Easier approval process: Self-employed people sometimes struggle to get approved for unsecured borrowing because lenders may find it difficult to verify your income. With a secured loan, lenders are more likely to approve you because they have the security of your asset to fall back on. This makes it easier to borrow money without worrying so much about the approval process.
Flexible repayment: Secured loans often come with more flexible repayment terms, including longer repayment periods. For example, you might be able to pay the loan off over several years, which can help spread the cost and make monthly payments more manageable. If your business is growing and your cash flow is inconsistent, a flexible repayment plan can make life much easier.
Before you take out a secured loan
While secured loans can be a great option, here's what you need to keep in mind before you sign on the dotted line.
Risk of losing collateral: The biggest risk with a secured loan is the possibility of losing the asset you used as collateral. If you used your house as collateral and you can't keep up with the loan payments, the lender could potentially repossess your property. So, it's essential for self-employed borrowers to be able to make the repayments before signing on the dotted line.
Value in your collateral: Before applying for a secured loan, make sure you understand the value of the asset you're offering as collateral. Lenders will typically lend a percentage of the value of the asset, known as the loan-to-value (LTV) ratio. You'll want to make sure it's enough to meet your needs, and you should always have some wiggle room in case things don't go as planned.
Your credit history: While secured loans may be easier to get than unsecured loans, your credit history will still be important. Lenders will likely check your credit score and your history of borrowing and repaying loans. If you have a bad credit score, it may be harder to secure a loan with good terms. But taking the loan and managing it well can actually improve your business credit rating.
Summing up
Secured loans can be an excellent way for self-employed people to access the funding they need. You can borrow larger sums, often at lower interest rates, and have more flexibility with repayment terms. It's important to weigh the risks involved, such as the possibility of losing your collateral if you don't repay the loan. Do your research, understand your finances, and make sure you're comfortable with the terms before moving forward.
Frequently Asked Questions: Secured Loans
Can I get a secured loan if I've been self-employed for a short time?
While being self-employed for longer is a benefit, some lenders may still consider newer businesses if you can provide sufficient proof of income, such as recent contracts or a strong business plan.
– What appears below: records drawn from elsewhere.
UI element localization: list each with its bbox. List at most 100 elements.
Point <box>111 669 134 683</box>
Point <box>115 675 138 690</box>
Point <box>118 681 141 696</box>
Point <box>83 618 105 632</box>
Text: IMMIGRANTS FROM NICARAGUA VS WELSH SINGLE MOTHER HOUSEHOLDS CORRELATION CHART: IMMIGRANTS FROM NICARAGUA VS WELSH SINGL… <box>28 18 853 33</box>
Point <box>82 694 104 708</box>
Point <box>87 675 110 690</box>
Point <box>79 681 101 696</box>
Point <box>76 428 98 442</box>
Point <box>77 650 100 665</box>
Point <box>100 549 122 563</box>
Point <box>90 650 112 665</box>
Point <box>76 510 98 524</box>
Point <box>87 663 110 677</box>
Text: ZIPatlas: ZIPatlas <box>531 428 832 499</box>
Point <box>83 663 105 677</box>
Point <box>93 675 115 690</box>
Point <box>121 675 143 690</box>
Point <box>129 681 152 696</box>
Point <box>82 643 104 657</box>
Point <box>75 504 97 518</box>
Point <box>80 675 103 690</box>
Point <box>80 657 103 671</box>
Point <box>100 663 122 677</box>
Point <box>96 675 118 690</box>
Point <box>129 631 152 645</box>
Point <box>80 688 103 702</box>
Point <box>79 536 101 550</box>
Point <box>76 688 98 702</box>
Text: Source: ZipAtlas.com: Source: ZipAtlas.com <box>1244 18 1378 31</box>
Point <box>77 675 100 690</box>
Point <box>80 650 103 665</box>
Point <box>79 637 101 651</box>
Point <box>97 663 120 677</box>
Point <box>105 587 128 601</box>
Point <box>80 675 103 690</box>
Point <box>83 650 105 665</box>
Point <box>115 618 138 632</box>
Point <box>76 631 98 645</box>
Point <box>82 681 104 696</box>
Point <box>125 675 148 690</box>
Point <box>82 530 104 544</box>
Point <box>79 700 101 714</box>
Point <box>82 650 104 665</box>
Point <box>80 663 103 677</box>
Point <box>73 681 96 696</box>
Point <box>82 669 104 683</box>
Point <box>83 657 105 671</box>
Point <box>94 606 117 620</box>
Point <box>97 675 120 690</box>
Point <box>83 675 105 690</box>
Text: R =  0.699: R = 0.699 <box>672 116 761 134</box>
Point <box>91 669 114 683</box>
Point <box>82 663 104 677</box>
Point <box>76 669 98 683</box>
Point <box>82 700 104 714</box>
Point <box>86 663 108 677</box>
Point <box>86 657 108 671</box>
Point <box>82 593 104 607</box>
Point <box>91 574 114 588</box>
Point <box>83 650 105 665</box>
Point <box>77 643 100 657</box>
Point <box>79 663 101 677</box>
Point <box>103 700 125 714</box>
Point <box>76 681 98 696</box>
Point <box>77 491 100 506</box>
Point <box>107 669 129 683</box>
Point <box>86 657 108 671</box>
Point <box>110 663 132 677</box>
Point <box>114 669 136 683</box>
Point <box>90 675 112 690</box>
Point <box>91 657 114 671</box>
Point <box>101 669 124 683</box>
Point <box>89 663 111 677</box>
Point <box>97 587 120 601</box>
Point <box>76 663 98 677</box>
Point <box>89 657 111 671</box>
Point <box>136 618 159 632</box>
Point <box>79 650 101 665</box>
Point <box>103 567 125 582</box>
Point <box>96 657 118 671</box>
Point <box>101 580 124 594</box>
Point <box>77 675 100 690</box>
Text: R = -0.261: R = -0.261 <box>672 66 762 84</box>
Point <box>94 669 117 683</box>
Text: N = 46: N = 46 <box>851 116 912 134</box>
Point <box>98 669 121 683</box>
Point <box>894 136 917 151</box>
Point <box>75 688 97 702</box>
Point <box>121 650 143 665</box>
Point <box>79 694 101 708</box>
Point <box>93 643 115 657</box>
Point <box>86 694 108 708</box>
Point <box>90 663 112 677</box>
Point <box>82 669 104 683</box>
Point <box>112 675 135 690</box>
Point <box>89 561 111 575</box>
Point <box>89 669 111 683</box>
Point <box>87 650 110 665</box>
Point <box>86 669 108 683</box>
The terms may not be as favourable if you haven't yet established a solid track record.
Can I use assets like equipment or inventory as security?
Yes, some lenders may allow you to use business assets such as equipment, inventory, or even receivables as collateral for a secured loan. This can be an alternative if you don't want to put your personal assets, like your home, at risk. Still, business assets might come with different loan-to-value ratios or terms compared to personal assets.
How can I improve my chances of getting a secured loan when self-employed?
To improve your chances of approval, make sure your financial documents are detailed and accurate. This includes showing a stable income, good credit history, and a clear picture of your business's finances. Up-to-date tax returns, bank statements, and profit and loss statements can help lenders feel more confident in your ability to repay the loan, as well as valuable collateral.